Reads for Writers: Wild Comfort


From Kate's Writing Crate...

     Finding a book to read is part conscious choice and part synchronicity. Sometimes cover art catches your eye. Sometimes a title just speaks to you. And sometimes a book finds its way into your hands just when you need it most.

    Wild Comfort: The Solace of Nature by Kathleen Dean Moore appeals to me for all those reasons. The two brown mottled blue eggs in a bird's nest under a title that is true for me are why I bought the book. I have been comforted by nature since I was a little girl much to my city-raised mother's dismay and my farmer-wannabe father's delight.

    Walking in the woods or along a shoreline is guaranteed to calm my mind and soothe my soul. Seeing golden eagles spiraling over open fields or spotting turtles sunning themselves on logs are highlights of my days–creatures great and small sharing their habitat with me, a place I also feel at home.

    In 28 wonderfully observant and poetic essays, Moore transports her readers to see a possum in an Oregon plum tree, to experience fields, floods, rocks, hills, and plains across the continent, and feel the fog during a walk in a valley. She also shares stories and wise thoughts from her journeys.

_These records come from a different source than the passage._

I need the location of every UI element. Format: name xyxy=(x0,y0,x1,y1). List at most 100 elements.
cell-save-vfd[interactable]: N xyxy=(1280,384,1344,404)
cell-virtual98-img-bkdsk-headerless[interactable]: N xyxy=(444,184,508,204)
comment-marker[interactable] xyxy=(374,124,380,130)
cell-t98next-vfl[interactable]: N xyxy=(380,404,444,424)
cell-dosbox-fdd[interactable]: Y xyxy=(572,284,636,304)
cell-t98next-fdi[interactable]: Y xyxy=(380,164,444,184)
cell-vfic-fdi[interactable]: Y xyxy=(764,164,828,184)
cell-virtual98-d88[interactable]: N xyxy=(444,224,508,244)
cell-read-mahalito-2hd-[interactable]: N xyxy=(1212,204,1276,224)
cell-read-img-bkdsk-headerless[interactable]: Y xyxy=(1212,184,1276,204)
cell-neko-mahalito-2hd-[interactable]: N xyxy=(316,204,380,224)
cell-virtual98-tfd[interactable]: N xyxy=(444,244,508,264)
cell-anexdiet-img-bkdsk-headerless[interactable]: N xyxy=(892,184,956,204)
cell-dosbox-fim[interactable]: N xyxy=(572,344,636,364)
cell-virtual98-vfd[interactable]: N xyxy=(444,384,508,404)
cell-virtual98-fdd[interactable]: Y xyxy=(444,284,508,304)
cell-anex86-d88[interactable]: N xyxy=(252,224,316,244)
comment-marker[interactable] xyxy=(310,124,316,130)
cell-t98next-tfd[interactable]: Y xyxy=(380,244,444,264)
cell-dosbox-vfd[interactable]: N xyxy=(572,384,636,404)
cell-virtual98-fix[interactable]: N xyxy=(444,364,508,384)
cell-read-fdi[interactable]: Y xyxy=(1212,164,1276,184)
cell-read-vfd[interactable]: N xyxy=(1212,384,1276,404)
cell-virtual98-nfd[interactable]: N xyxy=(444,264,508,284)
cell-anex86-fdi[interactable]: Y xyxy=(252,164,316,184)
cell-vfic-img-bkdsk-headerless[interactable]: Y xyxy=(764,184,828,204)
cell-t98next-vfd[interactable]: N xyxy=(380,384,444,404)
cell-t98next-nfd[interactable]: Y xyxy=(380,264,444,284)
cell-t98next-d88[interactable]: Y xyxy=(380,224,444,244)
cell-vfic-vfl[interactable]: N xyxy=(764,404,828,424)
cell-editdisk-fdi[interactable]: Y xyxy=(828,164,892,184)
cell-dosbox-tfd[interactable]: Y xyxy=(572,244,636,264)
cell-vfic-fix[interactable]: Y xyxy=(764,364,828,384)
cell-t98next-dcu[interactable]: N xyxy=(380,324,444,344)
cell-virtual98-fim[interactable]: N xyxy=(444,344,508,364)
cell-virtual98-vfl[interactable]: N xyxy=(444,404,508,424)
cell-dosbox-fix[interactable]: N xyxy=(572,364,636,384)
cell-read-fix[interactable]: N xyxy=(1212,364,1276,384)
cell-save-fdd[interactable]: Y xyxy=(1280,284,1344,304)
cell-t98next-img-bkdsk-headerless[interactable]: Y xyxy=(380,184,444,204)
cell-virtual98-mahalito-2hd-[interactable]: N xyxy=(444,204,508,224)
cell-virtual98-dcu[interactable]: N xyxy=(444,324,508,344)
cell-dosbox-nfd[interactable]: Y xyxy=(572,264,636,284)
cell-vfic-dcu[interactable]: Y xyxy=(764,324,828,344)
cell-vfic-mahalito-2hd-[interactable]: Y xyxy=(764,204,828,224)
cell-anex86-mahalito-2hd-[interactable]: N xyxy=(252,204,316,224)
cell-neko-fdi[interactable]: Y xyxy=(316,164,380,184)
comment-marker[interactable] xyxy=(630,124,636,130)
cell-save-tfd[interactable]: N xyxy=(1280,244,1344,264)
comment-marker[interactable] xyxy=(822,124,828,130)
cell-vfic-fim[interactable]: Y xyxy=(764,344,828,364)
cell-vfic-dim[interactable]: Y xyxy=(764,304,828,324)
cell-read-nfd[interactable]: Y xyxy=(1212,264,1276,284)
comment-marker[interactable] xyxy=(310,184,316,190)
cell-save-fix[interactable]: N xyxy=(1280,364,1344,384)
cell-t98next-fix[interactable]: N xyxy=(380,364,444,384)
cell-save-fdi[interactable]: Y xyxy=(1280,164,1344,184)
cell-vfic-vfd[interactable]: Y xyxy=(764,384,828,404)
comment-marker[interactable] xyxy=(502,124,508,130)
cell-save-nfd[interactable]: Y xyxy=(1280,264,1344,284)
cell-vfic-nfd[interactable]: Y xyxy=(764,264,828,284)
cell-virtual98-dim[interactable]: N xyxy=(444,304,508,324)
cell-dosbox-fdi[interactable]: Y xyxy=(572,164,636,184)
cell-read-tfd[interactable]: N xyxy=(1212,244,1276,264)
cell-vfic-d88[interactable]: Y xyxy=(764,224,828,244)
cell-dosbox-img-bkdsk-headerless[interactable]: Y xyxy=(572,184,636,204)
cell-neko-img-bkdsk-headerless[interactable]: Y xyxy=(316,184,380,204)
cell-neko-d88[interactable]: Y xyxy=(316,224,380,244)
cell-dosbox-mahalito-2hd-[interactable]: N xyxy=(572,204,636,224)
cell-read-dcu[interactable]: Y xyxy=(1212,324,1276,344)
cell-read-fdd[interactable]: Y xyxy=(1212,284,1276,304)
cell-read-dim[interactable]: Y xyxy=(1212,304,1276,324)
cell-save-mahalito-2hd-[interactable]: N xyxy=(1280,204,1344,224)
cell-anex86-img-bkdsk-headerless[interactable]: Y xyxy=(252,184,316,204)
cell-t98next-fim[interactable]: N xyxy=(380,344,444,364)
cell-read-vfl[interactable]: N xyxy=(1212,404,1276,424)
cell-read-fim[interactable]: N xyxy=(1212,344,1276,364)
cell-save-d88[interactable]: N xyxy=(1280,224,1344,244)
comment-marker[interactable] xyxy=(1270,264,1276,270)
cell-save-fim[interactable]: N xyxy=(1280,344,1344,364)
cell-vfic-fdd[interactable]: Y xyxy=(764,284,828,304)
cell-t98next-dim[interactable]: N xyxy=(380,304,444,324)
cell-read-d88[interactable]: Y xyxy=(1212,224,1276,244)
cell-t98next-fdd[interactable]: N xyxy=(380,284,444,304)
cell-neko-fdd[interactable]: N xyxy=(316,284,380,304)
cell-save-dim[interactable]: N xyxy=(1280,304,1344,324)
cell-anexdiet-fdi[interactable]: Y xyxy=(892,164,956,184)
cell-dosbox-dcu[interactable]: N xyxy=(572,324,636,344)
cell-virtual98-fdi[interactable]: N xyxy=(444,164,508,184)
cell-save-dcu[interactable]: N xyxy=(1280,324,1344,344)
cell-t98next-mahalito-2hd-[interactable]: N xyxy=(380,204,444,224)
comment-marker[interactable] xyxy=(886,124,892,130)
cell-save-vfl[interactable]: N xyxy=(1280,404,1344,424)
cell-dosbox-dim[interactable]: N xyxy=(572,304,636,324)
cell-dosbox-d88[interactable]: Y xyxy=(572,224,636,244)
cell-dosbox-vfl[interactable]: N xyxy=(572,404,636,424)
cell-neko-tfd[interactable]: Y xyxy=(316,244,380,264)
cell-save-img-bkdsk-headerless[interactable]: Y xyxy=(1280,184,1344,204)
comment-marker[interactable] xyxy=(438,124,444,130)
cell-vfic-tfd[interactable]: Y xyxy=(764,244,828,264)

    My favorite essay is entitled "The Happy Basket." Moore decides to jot down a detailed note every time she is really happy for one year starting on New Year's Day and place them in a pink Easter basket. She plans to sort through them on a cold wintery December night in her warm home.

    Moore writes on page 22... "I thought that if I could see the haphazard heaps of happiness, I could come to understand something about what I should do...I could leave behind false starts and destructive agendas and organize my life in a better way."

    Many of the notes include nature, but family, friends, ideas, and creature comforts made her happy, too. Some notes are only a few words, others are half a page long, but they all capture elation.

    I think we could all benefit from this experiment. I am going to start writing my haphazard notes of happiness today.
Does the Happy Basket project appeal to you?